I thought about using a voltage divider but I don't have the right resistors and I had the regulators laying around. Oh, and the voltage I'm detecting is going to swing by about 40%, complicating things.
Anyhoo, that's super annoying. I thought the 100M Ohm series resistor on the pins would take care of the possibility of backpowering it, which is why I quoted the arduino tutorial on digital input https://www.arduino.cc/en/Tutorial/DigitalPins
lamerz, as Hasan would say.
--Edit--
I may have just realized something - is the 100M Ohm resistor only part of the circuit when the arduino is (normally) powered on?
40% swing on 5V is, from memory, still enough to detect a high. Else you can put a capacitor over it. Alternatively you might be able to use an analogue pin to measure; but that depends on your requirements.
sterretje:
Which 100 M resistor are you talking about?
40% swing on 5V is, from memory, still enough to detect a high. Else you can put a capacitor over it. Alternatively you might be able to use an analogue pin to measure; but that depends on your requirements.

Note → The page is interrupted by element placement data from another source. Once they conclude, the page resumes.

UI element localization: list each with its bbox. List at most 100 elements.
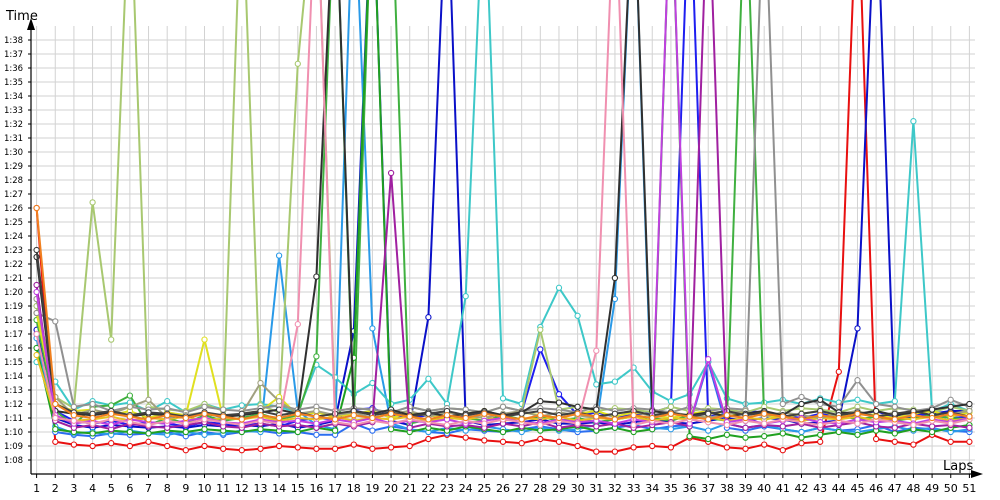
series-point [742,414,749,422]
series-point [910,118,917,125]
series-point [33,246,40,254]
series-point [238,421,245,429]
x-tick-label: 48 [906,482,920,495]
series-point [238,410,245,417]
y-tick-label: 1:27 [4,190,23,200]
x-tick-label: 11 [216,482,230,495]
series-point [220,406,227,413]
series-point [817,438,824,445]
series-point [761,433,768,440]
series-point [108,402,115,409]
series-point [33,204,40,212]
series-point [872,435,880,443]
series-point [723,431,731,438]
series-point [891,403,898,410]
series-point [387,426,395,433]
x-axis-title: Laps [943,459,973,474]
x-tick-label: 37 [701,482,715,495]
x-tick-label: 42 [794,482,808,495]
series-point [70,417,78,424]
series-point [928,414,936,422]
y-tick-label: 1:18 [4,316,23,326]
series-point [667,420,675,427]
series-point [369,445,376,452]
series-point [126,413,134,420]
series-point [52,318,59,325]
series-point [779,423,786,430]
series-point [835,403,842,410]
series-point [835,368,842,375]
series-point [705,410,712,417]
series-point [761,420,768,427]
x-tick-label: 34 [645,482,659,495]
series-point [126,392,134,399]
series-point [257,417,264,424]
series-point [201,403,208,410]
series-point [406,413,413,420]
series-point [331,427,339,434]
series-point [593,413,600,420]
series-point [798,393,805,401]
series-point [499,428,507,436]
series-point [425,314,432,321]
series-point [798,416,805,423]
series-point [910,421,917,429]
x-tick-label: 7 [145,482,152,495]
series-point [443,412,451,419]
series-point [275,442,283,450]
series-point [275,414,283,422]
y-tick-label: 1:29 [4,162,23,172]
series-point [891,438,898,445]
series-point [52,438,59,445]
series-point [108,421,115,429]
series-point [518,416,525,423]
x-tick-label: 44 [832,482,846,495]
series-point [966,438,973,445]
series-point [220,413,227,420]
series-point [537,346,544,353]
series-point [817,431,824,438]
y-axis-title: Time [5,9,38,24]
x-tick-label: 19 [365,482,379,495]
series-point [705,427,712,434]
series-point [108,336,115,343]
y-axis-arrow-icon [27,18,35,30]
series-point [686,433,693,440]
series-point [294,444,301,451]
series-point [611,448,619,455]
y-tick-label: 1:19 [4,302,23,312]
series-point [126,419,134,426]
series-point [686,413,693,420]
y-tick-label: 1:30 [4,148,23,158]
series-point [331,445,339,452]
x-tick-label: 17 [328,482,342,495]
series-point [891,424,898,431]
series-layer [33,0,973,455]
series-point [33,330,40,338]
series-point [425,410,432,417]
y-tick-label: 1:22 [4,260,23,270]
series-point [369,427,376,434]
series-point [201,416,208,423]
series-point [52,426,59,433]
series-point [891,410,898,417]
x-tick-label: 33 [627,482,641,495]
series-point [89,442,96,450]
series-point [350,421,357,429]
series-point [425,375,432,382]
series-point [817,421,824,429]
series-point [872,413,880,420]
series-point [966,400,973,408]
series-point [593,448,600,455]
series-point [966,407,973,415]
series-point [387,169,395,177]
series-point [108,416,115,423]
series-point [182,447,189,454]
series-point [537,435,544,443]
series-point [854,325,861,332]
series-point [555,284,563,291]
series-point [574,442,581,450]
series-point [649,442,656,450]
series-point [201,410,208,417]
series-point [593,381,600,388]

excerpt: "Pins configured [as input] are said to be in a high-impedance state. Input pins make extremely small demands on the circuit that they are sampling, equivalent to a series resistor of 100 megohm in front of the pin."

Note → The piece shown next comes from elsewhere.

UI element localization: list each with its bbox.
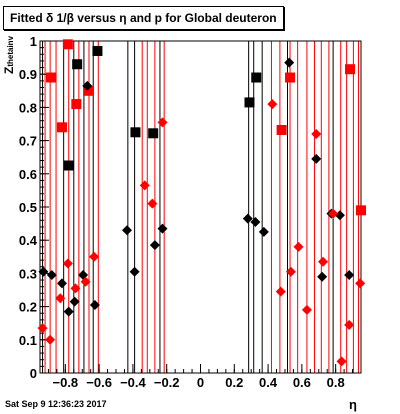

You're probably right about the 40% swing, it would just mean I had to be fairly precise on which resistors I used in the voltage divider.
The protection diode is before that "resistor" (there is no actual resistor there - it's just connected to the gate of a fet, and there's a very small amount of leakage such that treating it as a 100M resistor is a good approximation to calculate the current into or out of a pin set INPUT - provided that the voltage applied to that pin is between Gnd and Vcc).